Au cours des débats, le scénario a mis en lumière les conséquences psychologiques du harcèlement sur la victime : isolement, peur d'aller au collège, dépression et suivi psychologique. Lorsqu'Adrien, dans le rôle de Camille, a évoqué timidement les insultes et les violences subies, le silence s'est fait pesant dans la salle. Chloé Pellerin, substitut du procureur, a souligné la difficulté de faire prendre conscience aux auteurs : « Certains jeunes pensent que ce n'est pas grave ou que tout le monde le fait. »

Un dispositif éducatif éprouvé

Créé il y a plus de dix ans sur le territoire, ce procès pénal interactif sensibilise chaque année les élèves de quatrième aux enjeux de la justice des mineurs et du harcèlement scolaire. Avec l'essor des réseaux sociaux, les violences se poursuivent souvent au-delà des établissements, rendant cette initiative d'autant plus pertinente.

Verdict et échanges avec les élèves

Après plusieurs heures d'audience, le tribunal a prononcé une peine de douze mois d'emprisonnement avec sursis probatoire, obligation de soins, suivi éducatif, interdiction de contact avec la victime et placement hors du domicile familial.

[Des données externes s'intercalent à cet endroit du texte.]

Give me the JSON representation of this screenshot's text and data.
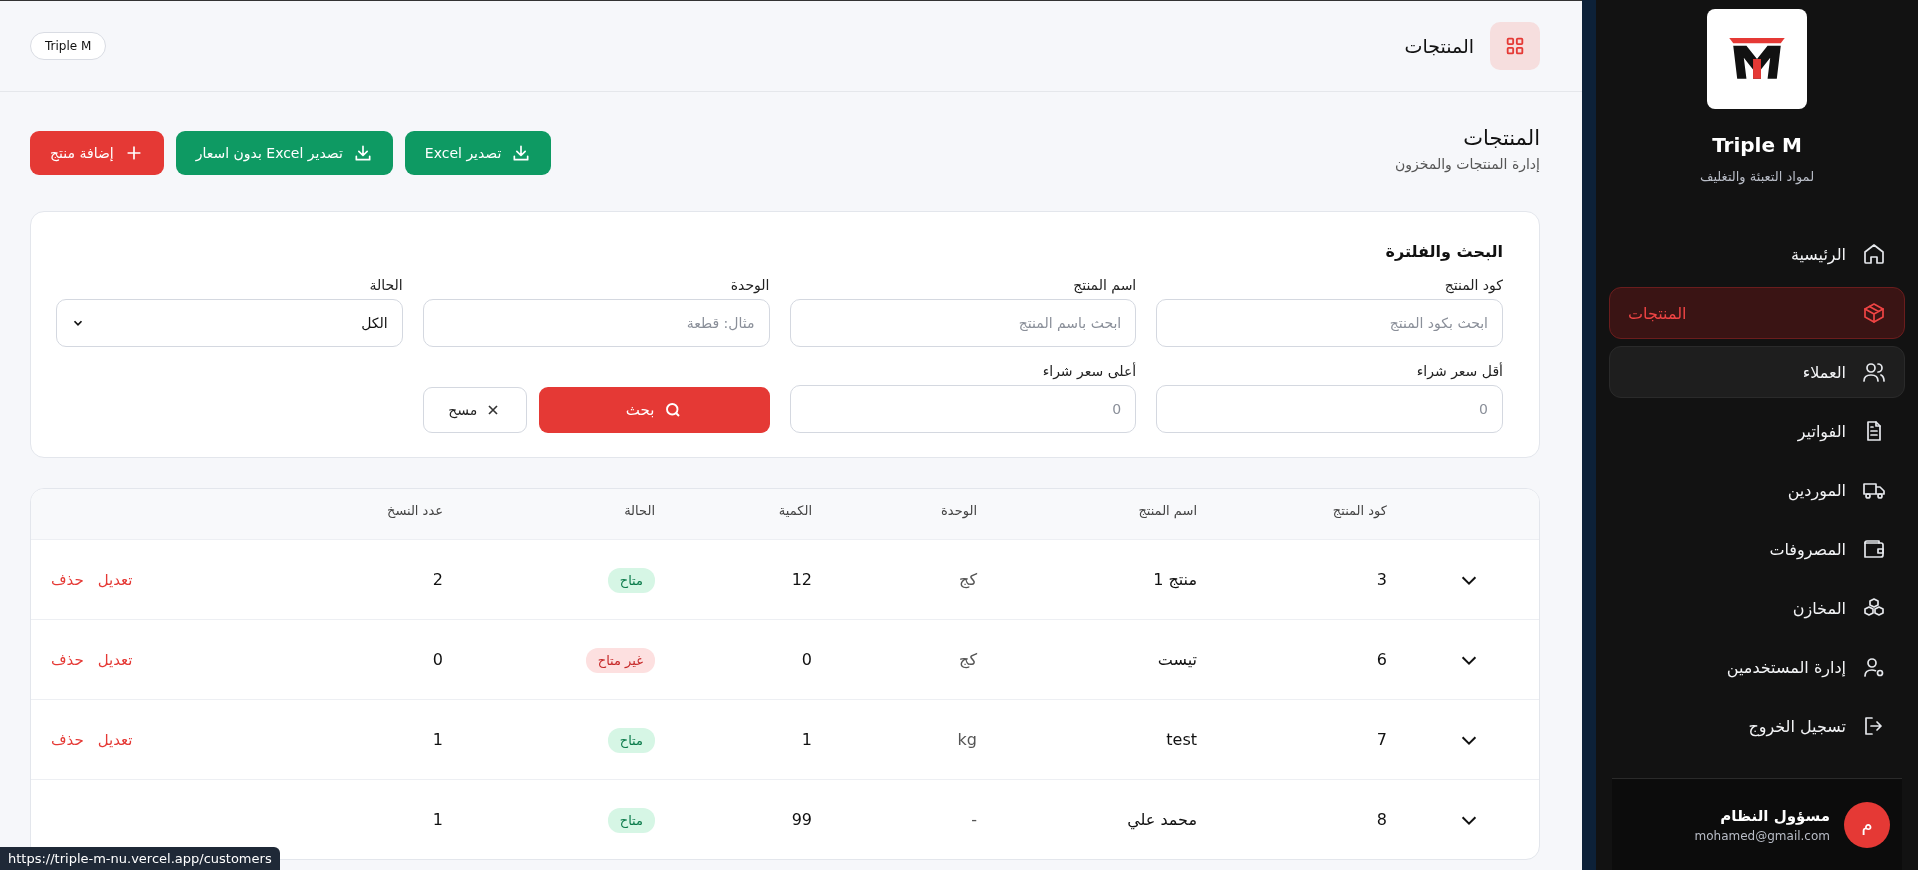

Une fois le procès terminé, les élèves ont pu échanger avec les magistrats, avocats et éducateurs sur le fonctionnement de la justice des mineurs, les sanctions et les conséquences du harcèlement. Sous les applaudissements, les jeunes acteurs et les professionnels ont quitté la scène, offrant aux collégiens une immersion saisissante dans la réalité d'un tribunal pour enfants.